Sobre el filo del cráter sube y baja el camino, a un lado la pared casi vertical que desciende 500 metros; al otro, a lo lejos, el horizonte formado por la línea de la costa. Pozo profundo a un lado, horizonte infinito al otro. Al frente, “Vulcanoman” —nuestro guía— marca el paso. Le seguimos en fila india señalando pequeños hallazgos en el camino: mariposas, hojas de formas extrañas, ciempiés, ramas atravesadas.

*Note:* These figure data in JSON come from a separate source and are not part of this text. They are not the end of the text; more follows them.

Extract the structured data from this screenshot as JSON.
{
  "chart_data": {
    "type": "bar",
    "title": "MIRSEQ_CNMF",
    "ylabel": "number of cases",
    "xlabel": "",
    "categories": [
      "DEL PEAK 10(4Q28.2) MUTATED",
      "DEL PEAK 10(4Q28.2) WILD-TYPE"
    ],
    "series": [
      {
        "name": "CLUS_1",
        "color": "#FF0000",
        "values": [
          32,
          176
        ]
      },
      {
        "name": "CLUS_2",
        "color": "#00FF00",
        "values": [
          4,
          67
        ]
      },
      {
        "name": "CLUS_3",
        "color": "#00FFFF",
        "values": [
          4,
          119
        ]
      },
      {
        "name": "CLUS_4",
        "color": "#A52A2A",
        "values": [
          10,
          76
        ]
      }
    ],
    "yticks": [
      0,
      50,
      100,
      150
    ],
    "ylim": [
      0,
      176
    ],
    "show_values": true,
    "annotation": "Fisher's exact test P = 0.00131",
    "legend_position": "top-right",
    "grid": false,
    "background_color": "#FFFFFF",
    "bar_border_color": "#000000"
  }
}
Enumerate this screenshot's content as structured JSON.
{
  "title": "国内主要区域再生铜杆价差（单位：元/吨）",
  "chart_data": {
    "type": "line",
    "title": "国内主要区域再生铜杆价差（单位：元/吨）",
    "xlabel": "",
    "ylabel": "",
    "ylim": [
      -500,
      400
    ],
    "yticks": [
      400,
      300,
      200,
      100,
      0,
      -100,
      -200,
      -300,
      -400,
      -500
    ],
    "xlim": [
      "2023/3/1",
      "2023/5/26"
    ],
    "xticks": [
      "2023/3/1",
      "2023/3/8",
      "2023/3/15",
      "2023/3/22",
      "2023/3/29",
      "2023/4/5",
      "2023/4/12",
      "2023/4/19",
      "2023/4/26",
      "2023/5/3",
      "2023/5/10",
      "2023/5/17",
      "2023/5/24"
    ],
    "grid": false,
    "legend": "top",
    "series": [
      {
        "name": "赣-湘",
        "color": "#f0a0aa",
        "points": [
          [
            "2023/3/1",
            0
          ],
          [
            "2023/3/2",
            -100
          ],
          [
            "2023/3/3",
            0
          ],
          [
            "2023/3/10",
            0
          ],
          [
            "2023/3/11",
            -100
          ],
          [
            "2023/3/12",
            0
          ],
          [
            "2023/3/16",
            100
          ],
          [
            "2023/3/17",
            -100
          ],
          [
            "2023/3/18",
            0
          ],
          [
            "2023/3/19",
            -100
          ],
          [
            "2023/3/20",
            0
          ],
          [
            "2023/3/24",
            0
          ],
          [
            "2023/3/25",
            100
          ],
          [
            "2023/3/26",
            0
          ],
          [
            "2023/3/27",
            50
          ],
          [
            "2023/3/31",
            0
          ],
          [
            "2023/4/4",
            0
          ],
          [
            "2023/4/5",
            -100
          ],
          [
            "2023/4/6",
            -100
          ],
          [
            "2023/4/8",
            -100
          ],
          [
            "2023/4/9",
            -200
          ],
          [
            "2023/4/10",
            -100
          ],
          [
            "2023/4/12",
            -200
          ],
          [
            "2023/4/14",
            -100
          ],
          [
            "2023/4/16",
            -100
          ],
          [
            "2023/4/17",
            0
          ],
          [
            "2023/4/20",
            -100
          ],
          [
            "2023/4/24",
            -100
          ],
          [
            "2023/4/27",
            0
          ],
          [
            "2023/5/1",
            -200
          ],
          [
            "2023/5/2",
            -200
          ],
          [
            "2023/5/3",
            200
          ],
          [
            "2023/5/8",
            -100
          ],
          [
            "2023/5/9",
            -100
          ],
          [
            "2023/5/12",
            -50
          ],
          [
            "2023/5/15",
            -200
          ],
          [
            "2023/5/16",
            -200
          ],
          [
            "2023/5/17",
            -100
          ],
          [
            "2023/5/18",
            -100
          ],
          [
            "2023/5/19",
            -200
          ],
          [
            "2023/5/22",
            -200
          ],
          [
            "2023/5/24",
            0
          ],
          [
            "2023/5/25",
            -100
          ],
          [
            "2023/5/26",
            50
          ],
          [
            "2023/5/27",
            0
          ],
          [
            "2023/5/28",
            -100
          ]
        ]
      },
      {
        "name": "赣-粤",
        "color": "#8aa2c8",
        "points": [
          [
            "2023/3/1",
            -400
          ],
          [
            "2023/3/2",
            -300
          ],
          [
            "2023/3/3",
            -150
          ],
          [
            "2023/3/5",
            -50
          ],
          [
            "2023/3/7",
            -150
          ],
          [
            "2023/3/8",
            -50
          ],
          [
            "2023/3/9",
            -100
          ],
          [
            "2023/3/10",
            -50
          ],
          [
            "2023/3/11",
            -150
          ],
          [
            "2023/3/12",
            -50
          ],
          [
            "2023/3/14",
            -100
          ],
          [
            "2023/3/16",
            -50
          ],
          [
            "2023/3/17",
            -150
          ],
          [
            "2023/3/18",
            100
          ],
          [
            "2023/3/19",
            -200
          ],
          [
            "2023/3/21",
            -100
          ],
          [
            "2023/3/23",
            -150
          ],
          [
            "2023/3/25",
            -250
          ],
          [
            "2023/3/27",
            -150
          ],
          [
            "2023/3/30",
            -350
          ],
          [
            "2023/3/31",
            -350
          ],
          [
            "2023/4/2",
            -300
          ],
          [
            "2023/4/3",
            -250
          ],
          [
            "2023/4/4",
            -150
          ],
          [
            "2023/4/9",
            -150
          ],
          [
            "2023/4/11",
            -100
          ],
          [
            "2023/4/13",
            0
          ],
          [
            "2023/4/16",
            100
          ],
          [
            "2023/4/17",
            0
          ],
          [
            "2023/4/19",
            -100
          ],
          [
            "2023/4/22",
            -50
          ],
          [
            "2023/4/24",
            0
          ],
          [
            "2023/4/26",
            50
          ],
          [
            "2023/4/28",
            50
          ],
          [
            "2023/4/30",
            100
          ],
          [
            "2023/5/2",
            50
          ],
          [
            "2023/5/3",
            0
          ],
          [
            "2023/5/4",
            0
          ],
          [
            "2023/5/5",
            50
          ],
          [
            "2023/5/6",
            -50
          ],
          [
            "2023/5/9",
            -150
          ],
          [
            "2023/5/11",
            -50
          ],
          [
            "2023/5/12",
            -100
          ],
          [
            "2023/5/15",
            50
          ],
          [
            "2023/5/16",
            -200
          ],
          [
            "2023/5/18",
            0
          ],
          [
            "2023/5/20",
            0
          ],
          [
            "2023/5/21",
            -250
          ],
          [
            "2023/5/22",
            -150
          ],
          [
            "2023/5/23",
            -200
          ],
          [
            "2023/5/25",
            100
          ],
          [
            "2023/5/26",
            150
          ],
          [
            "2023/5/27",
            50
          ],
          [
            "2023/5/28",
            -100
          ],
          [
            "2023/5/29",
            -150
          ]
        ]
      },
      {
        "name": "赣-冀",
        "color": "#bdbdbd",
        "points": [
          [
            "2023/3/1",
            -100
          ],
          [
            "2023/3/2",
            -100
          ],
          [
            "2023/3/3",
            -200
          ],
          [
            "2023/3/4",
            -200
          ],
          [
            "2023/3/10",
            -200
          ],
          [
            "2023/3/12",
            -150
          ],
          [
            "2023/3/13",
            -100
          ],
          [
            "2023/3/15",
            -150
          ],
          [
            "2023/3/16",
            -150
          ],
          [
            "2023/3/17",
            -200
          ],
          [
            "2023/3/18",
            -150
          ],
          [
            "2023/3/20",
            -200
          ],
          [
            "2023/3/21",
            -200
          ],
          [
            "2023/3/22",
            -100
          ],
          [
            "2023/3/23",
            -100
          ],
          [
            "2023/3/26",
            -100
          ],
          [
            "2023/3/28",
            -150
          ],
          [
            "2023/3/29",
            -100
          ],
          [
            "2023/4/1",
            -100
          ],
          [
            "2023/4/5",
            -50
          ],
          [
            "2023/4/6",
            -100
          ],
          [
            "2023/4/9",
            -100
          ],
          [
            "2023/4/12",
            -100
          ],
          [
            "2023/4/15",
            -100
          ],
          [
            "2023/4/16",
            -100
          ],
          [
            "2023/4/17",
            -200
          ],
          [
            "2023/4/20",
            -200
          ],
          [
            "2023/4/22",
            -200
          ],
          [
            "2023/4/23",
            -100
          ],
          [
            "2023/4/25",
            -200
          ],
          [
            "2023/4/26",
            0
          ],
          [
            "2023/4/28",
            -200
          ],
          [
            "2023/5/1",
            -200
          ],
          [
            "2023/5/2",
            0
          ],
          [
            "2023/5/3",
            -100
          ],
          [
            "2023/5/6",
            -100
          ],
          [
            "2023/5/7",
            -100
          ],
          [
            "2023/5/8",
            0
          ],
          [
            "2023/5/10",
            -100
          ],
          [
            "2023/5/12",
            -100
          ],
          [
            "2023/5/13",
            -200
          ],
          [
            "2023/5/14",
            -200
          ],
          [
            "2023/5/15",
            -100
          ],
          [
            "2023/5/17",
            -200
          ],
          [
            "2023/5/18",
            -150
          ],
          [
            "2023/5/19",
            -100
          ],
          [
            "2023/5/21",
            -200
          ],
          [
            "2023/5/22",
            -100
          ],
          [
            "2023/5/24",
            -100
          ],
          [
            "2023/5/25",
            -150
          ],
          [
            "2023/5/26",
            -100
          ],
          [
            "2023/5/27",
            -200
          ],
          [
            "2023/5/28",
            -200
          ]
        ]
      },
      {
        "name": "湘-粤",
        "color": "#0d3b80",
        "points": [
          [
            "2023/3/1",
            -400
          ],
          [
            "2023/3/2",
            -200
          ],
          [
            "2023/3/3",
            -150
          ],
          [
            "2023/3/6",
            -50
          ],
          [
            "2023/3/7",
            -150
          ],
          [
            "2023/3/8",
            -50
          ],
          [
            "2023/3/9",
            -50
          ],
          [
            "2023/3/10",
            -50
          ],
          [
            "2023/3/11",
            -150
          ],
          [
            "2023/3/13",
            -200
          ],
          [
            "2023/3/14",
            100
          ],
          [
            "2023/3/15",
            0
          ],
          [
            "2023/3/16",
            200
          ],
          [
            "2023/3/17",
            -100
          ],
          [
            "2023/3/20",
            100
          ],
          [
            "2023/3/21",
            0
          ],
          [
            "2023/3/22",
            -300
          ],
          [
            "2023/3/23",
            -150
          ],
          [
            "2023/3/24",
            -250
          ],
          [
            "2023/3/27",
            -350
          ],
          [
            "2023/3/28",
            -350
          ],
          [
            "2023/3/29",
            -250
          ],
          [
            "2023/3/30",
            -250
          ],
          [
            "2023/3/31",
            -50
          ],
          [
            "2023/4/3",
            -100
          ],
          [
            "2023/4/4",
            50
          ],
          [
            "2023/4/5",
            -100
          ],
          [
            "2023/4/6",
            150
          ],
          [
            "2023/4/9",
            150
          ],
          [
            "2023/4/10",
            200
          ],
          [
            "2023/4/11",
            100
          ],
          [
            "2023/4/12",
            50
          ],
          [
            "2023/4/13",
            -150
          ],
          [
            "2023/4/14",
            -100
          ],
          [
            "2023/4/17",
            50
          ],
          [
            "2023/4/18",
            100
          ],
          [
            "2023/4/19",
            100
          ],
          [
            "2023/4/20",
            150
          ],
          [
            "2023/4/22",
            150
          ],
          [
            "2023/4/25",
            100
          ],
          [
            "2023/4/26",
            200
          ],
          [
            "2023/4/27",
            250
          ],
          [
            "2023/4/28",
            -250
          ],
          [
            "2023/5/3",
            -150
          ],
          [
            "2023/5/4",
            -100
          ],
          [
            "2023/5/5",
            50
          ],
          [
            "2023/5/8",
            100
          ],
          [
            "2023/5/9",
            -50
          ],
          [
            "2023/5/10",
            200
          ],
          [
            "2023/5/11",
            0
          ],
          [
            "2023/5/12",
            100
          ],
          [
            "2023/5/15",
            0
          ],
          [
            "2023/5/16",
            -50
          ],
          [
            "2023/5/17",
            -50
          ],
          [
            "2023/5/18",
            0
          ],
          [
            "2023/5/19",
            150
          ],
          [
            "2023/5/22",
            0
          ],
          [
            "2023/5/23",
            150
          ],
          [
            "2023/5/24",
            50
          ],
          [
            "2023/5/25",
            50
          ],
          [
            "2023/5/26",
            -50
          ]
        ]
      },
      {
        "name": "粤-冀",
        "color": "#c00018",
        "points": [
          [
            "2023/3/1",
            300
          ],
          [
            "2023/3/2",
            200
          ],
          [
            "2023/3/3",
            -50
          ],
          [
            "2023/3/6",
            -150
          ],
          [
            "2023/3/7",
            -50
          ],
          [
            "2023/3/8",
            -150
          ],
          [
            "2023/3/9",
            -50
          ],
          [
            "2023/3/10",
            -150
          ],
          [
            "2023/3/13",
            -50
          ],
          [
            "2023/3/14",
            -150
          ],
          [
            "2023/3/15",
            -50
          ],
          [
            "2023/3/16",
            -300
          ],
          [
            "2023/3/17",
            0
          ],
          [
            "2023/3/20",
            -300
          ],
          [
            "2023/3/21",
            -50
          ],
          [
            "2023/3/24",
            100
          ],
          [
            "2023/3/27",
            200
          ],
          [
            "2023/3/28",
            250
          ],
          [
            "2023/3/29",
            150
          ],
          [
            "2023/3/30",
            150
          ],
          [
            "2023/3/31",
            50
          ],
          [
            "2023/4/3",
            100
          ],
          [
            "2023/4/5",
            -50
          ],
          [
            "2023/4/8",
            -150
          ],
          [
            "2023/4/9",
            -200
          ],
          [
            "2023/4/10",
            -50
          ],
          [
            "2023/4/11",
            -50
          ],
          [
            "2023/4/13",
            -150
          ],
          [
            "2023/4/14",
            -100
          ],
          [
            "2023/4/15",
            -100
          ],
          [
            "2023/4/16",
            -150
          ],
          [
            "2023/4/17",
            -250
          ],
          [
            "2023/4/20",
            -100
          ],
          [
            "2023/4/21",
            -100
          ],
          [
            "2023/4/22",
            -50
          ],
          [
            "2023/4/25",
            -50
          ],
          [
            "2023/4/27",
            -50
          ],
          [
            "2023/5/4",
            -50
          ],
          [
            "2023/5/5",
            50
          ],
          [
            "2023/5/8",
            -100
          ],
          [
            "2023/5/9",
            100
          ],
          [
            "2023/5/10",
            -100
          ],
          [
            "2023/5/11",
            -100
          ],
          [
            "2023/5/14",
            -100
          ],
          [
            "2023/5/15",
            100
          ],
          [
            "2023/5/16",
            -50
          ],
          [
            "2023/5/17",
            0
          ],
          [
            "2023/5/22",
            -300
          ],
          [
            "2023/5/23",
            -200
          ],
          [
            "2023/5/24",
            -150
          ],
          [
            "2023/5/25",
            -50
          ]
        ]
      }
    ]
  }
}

Sobre el costado oeste nos detenemos a ver el paisaje: a la izquierda, lejos, el volcán de San Vicente; luego, el lago de Ilopango y la Puerta del Diablo; más acá, el Peñón de Comasagua, que parece la cresta de una ola congelada en piedra; un poco más cerca, la laguna de Chanmico y los “charcos” de lava negra; a nuestra derecha, los volcanes de Izalco y Santa Ana.
Ya del otro lado del cráter no vemos el sol. La vegetación se vuelve espesa y el aire húmedo. Nos movemos entre las sombras de los árboles sorteando un camino lodoso y lleno de obstáculos. Caminamos mezclando el silencio con risas.
Tres horas después nos acercamos nuevamente al punto de partida. Desde aquí, en medio de cultivos de rosas y otras flores, vemos Quezaltepeque y Apopa. Zopes sobrevuelan lentamente. Entre pinos y cipreses caminamos ya hacia el parqueo. Una niña nos ofrece fresas. Están dulces.